Quantext’s tools have been shown to generate Monte Carlo output that is consistent with the implied volatility of the market—and this is a good test for determining that the projected future results from the Monte Carlo are plausible. I will note that while the concept of mark-to-market testing is uncommon in financial planning for individuals, it is standard in many areas of finance such as professional risk management applications and accounting standards for dealing with risky assets. One important hurdle for Monte Carlo tools is generating consistent mark-to-market results for high Beta instruments (such as QQQQ) or low Beta instruments (such as XLU)—as in the paper above—along with the S&P500. The ability to generate consistent mark-to-market results for high Beta and low-Beta shows that the model is doing a reasonable job of forecasting volatility for assets with high levels of systematic risk and for those with high levels of non-systematic risk (respectively).
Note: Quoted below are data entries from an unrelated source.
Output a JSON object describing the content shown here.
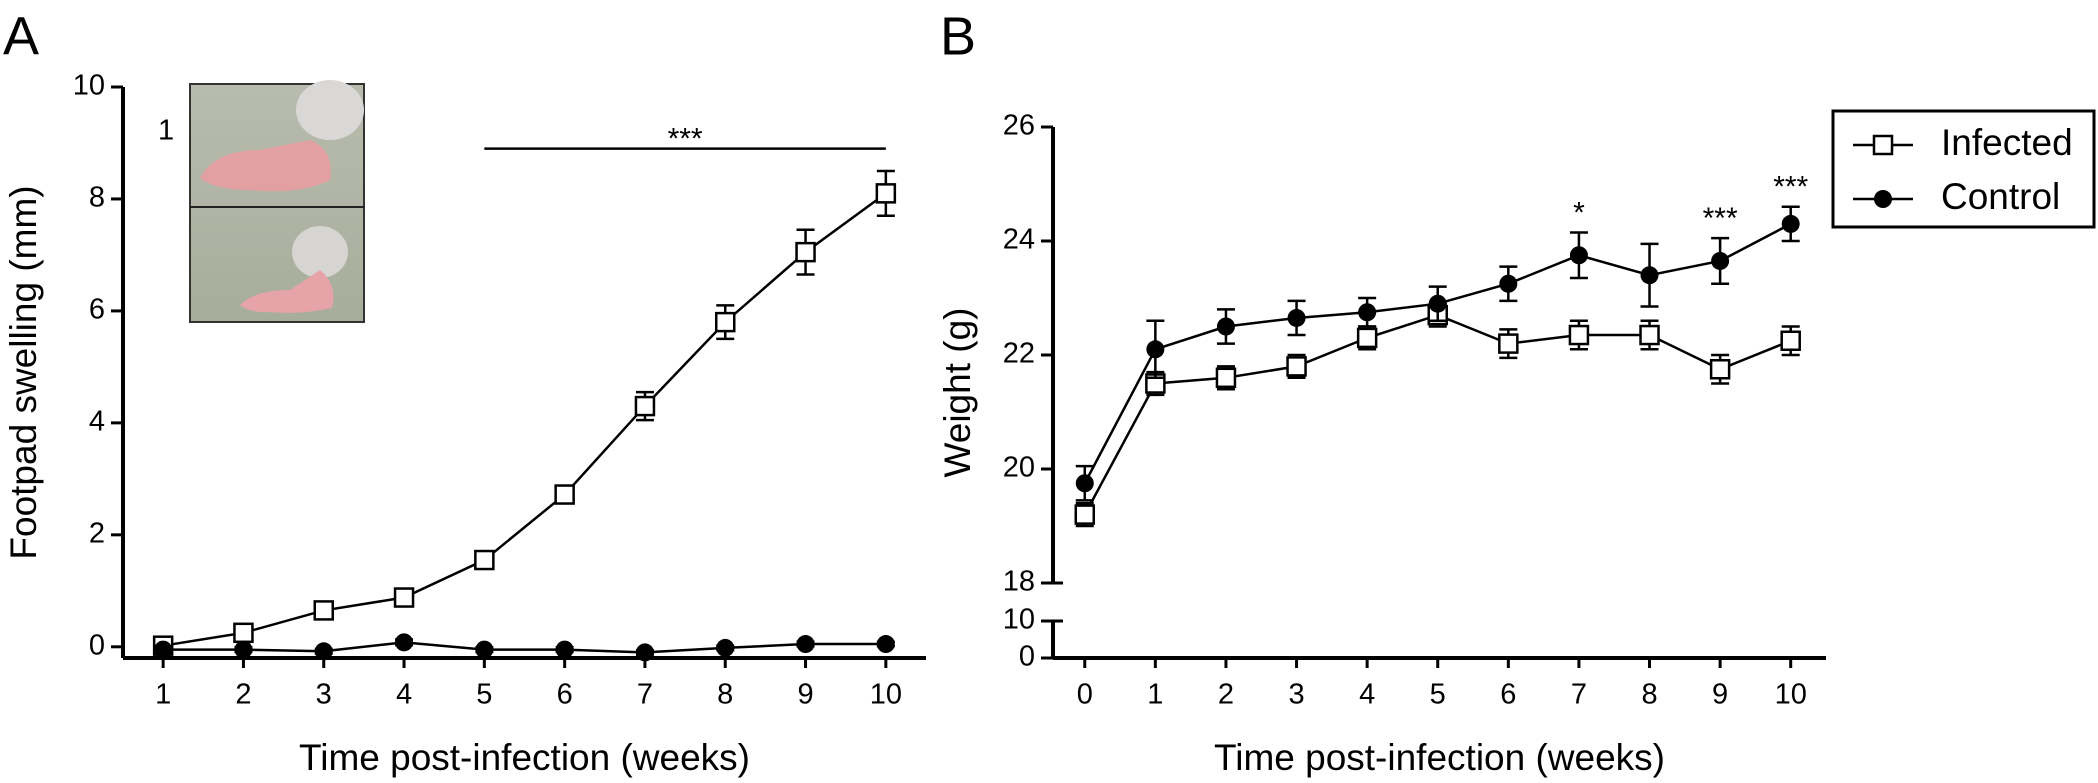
{
  "chart_data": [
    {
      "type": "line",
      "panel_label": "A",
      "inset_label": "1",
      "x_label": "Time post-infection (weeks)",
      "y_label": "Footpad swelling (mm)",
      "x": [
        1,
        2,
        3,
        4,
        5,
        6,
        7,
        8,
        9,
        10
      ],
      "xlim": [
        0.5,
        10.5
      ],
      "xticks": [
        1,
        2,
        3,
        4,
        5,
        6,
        7,
        8,
        9,
        10
      ],
      "ylim": [
        -0.2,
        10
      ],
      "yticks": [
        0,
        2,
        4,
        6,
        8,
        10
      ],
      "series": [
        {
          "name": "Infected",
          "marker": "square",
          "color": "#000",
          "values": [
            0.02,
            0.25,
            0.65,
            0.88,
            1.55,
            2.72,
            4.3,
            5.8,
            7.05,
            8.1
          ],
          "errors": [
            0.05,
            0.05,
            0.05,
            0.08,
            0.1,
            0.12,
            0.25,
            0.3,
            0.4,
            0.4
          ]
        },
        {
          "name": "Control",
          "marker": "circle",
          "color": "#000",
          "values": [
            -0.05,
            -0.05,
            -0.08,
            0.08,
            -0.05,
            -0.05,
            -0.1,
            -0.02,
            0.05,
            0.05
          ],
          "errors": [
            0.04,
            0.04,
            0.04,
            0.05,
            0.04,
            0.04,
            0.04,
            0.04,
            0.04,
            0.04
          ]
        }
      ],
      "annotations": [
        {
          "text": "***",
          "x": [
            5,
            10
          ],
          "y": 8.9
        }
      ]
    },
    {
      "type": "line",
      "panel_label": "B",
      "x_label": "Time post-infection (weeks)",
      "y_label": "Weight (g)",
      "x": [
        0,
        1,
        2,
        3,
        4,
        5,
        6,
        7,
        8,
        9,
        10
      ],
      "xlim": [
        -0.45,
        10.5
      ],
      "xticks": [
        0,
        1,
        2,
        3,
        4,
        5,
        6,
        7,
        8,
        9,
        10
      ],
      "ylim": [
        18,
        26
      ],
      "yticks": [
        18,
        20,
        22,
        24,
        26
      ],
      "ylim_lower": [
        0,
        10
      ],
      "yticks_lower": [
        0,
        10
      ],
      "legend": "upper right",
      "series": [
        {
          "name": "Infected",
          "marker": "square",
          "color": "#000",
          "values": [
            19.2,
            21.5,
            21.6,
            21.8,
            22.3,
            22.7,
            22.2,
            22.35,
            22.35,
            21.75,
            22.25
          ],
          "errors": [
            0.2,
            0.2,
            0.2,
            0.2,
            0.2,
            0.2,
            0.25,
            0.25,
            0.25,
            0.25,
            0.25
          ]
        },
        {
          "name": "Control",
          "marker": "circle",
          "color": "#000",
          "values": [
            19.75,
            22.1,
            22.5,
            22.65,
            22.75,
            22.9,
            23.25,
            23.75,
            23.4,
            23.65,
            24.3
          ],
          "errors": [
            0.3,
            0.5,
            0.3,
            0.3,
            0.25,
            0.3,
            0.3,
            0.4,
            0.55,
            0.4,
            0.3
          ]
        }
      ],
      "annotations": [
        {
          "text": "*",
          "x": 7
        },
        {
          "text": "***",
          "x": 9
        },
        {
          "text": "***",
          "x": 10
        }
      ]
    }
  ]
}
While it is very important to be able to simulate future volatility for the S&P500 (i.e. the market as a whole), the real challenge is simulating the statistical parameters for a portfolio made up of real assets. These assets have fees and may, in fact, behave somewhat differently than the underlying indices would imply. This is not a distinction that I would worry much about if an investor looks at the S&P500 as a proxy for SPY, for example, but it can become a major issue in real portfolios—see for example this article by John Bogle.
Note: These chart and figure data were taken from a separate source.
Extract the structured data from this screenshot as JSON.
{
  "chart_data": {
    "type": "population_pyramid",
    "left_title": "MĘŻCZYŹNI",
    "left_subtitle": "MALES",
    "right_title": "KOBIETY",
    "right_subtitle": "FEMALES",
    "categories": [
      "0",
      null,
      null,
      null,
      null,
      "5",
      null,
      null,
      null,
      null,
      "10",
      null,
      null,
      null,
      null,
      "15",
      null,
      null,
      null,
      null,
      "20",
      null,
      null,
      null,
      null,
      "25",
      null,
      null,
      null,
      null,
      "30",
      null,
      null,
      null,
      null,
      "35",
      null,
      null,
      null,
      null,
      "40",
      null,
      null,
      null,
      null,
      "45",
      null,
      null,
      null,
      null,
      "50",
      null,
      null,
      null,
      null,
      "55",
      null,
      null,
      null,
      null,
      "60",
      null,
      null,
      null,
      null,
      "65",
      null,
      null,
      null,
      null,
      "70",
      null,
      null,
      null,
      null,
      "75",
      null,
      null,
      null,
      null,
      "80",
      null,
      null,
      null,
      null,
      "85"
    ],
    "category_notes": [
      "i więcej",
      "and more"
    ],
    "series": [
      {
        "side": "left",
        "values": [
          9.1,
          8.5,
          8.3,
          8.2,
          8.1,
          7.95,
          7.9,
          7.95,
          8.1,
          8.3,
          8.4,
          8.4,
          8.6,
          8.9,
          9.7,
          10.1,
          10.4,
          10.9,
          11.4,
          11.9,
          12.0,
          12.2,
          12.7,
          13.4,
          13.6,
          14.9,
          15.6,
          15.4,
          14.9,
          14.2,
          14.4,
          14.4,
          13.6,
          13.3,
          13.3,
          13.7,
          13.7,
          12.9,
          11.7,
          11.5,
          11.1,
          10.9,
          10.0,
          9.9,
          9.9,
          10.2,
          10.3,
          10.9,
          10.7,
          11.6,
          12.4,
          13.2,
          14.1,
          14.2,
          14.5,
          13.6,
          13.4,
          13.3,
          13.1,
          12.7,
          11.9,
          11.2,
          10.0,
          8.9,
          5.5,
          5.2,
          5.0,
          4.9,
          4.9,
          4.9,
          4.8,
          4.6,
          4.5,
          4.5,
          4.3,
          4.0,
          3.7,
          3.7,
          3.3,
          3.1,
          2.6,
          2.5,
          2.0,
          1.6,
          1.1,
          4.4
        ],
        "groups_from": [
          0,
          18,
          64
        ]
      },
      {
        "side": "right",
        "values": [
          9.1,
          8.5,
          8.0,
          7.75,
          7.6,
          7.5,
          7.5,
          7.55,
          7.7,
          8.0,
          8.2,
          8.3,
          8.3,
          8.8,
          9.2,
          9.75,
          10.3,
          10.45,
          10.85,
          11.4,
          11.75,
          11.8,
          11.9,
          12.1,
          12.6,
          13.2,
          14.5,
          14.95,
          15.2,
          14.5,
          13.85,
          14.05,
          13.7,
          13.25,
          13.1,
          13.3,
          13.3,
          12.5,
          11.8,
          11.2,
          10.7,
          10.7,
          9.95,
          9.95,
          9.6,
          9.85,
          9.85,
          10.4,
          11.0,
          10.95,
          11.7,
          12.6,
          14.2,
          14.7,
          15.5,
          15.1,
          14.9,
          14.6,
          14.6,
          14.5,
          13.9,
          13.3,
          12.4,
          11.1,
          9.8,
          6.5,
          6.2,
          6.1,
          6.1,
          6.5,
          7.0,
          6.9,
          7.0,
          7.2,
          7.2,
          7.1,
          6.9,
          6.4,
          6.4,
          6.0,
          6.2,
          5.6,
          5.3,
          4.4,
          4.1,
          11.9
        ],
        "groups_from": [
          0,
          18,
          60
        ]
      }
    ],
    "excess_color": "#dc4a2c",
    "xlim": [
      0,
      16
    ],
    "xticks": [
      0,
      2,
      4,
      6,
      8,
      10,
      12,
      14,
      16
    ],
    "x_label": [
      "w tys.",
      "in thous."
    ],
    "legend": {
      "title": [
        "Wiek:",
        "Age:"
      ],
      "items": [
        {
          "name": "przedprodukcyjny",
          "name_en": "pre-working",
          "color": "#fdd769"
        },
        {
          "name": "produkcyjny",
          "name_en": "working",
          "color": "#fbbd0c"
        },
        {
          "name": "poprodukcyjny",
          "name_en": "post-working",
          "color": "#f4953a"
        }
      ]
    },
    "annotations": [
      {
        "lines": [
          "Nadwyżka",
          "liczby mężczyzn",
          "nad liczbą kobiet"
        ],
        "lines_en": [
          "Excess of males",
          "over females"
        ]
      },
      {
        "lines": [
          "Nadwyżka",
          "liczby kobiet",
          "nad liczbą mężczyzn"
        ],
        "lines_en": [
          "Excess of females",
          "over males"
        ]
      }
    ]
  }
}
Monte Carlo models need to have the ability to generate meaningful input parameters for real assets, both individually and in a total portfolio. The interaction of real assets in the total portfolio is often a challenging problem. Asset allocation is all about how to get the greatest benefit from a mix of assets. Do we really expect that individuals or their advisors are going to use tools that require them to somehow perform all of these complex calculations to generate input to Monte Carlo models?

The practical value of Monte Carlo tools is essentially nil if an advisor or individual investor must generate a projection for the average return and standard deviation in return of a portfolio of real assets (stocks, mutual funds, and ETF’s) and then provide these as inputs to the Monte Carlo model—along with the additional input statistics for capturing the correlations between these assets. The potential variation in the estimates for these inputs typically far exceed the importance of the other input or modeling assumptions. To discuss the range of possible outputs from Monte Carlo models without addressing the core problem of where the input assumptions about future asset performance come from is, in my opinion, of limited value. For Monte Carlo models to have value for practical financial planning applications, they must be able to take a real portfolio of assets as input and generate reasonable projections of the future risk and return for the total portfolio.
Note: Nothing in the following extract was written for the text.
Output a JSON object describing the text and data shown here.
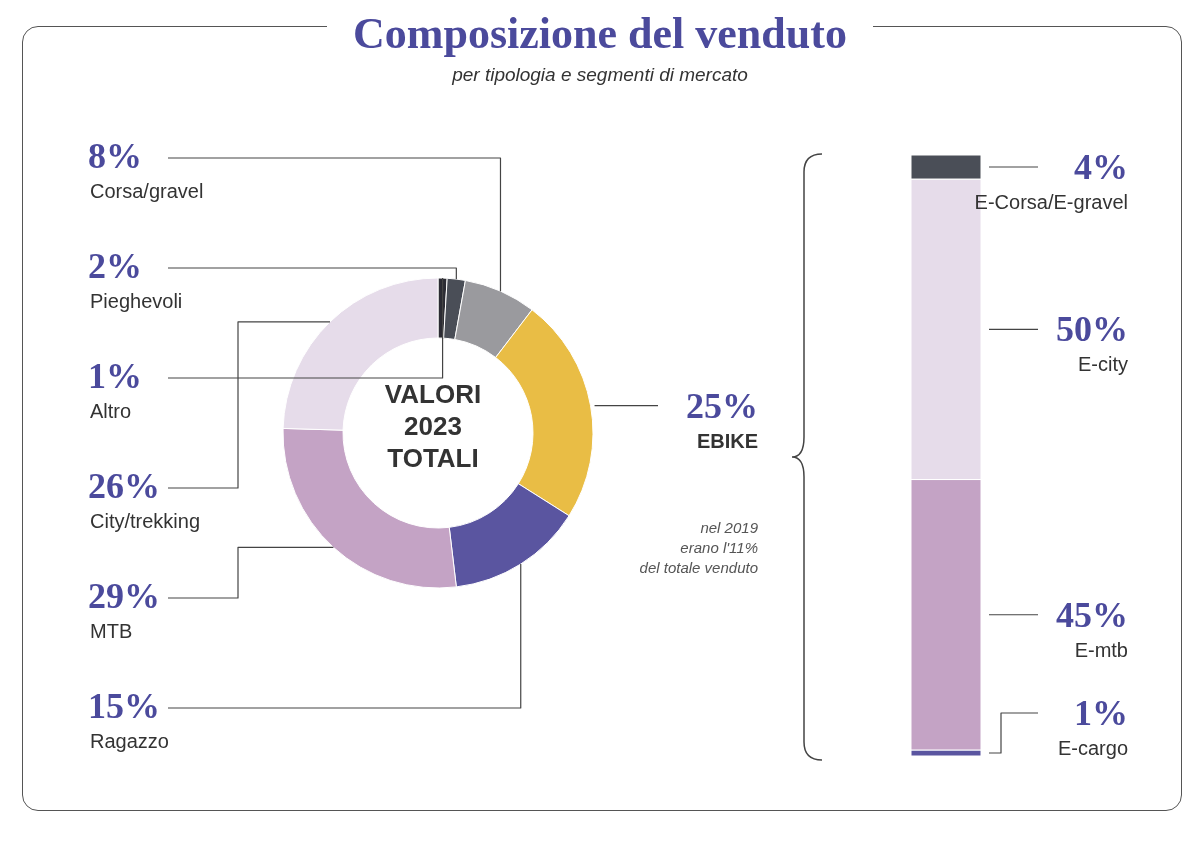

To be fair, authors of the article cited at the start of this paper did not intend to address the issue of where the inputs come from. Indeed, they are mainly saying that multiple Monte Carlo models, given exactly the same inputs, should generally provide very similar outputs. This is not unreasonable. Any analytical models that are to be used for something as important as financial planning must be testable. That said, aside from uncovering coding errors, such tests are ultimately not terribly helpful to an advisor or individual investor who wants to use Monte Carlo tools for portfolio planning. My point is that for Monte Carlo models to be useful, you must go far beyond this type of test and deal with the combination of the underlying simulation and the input values for simulating a portfolio of real assets. Monte Carlo models are not useful for the vast majority of investors or their advisors unless the models generate their own parameters and can be used to simulate portfolios of real assets without the potential users needing a Ph.D. in finance to run them.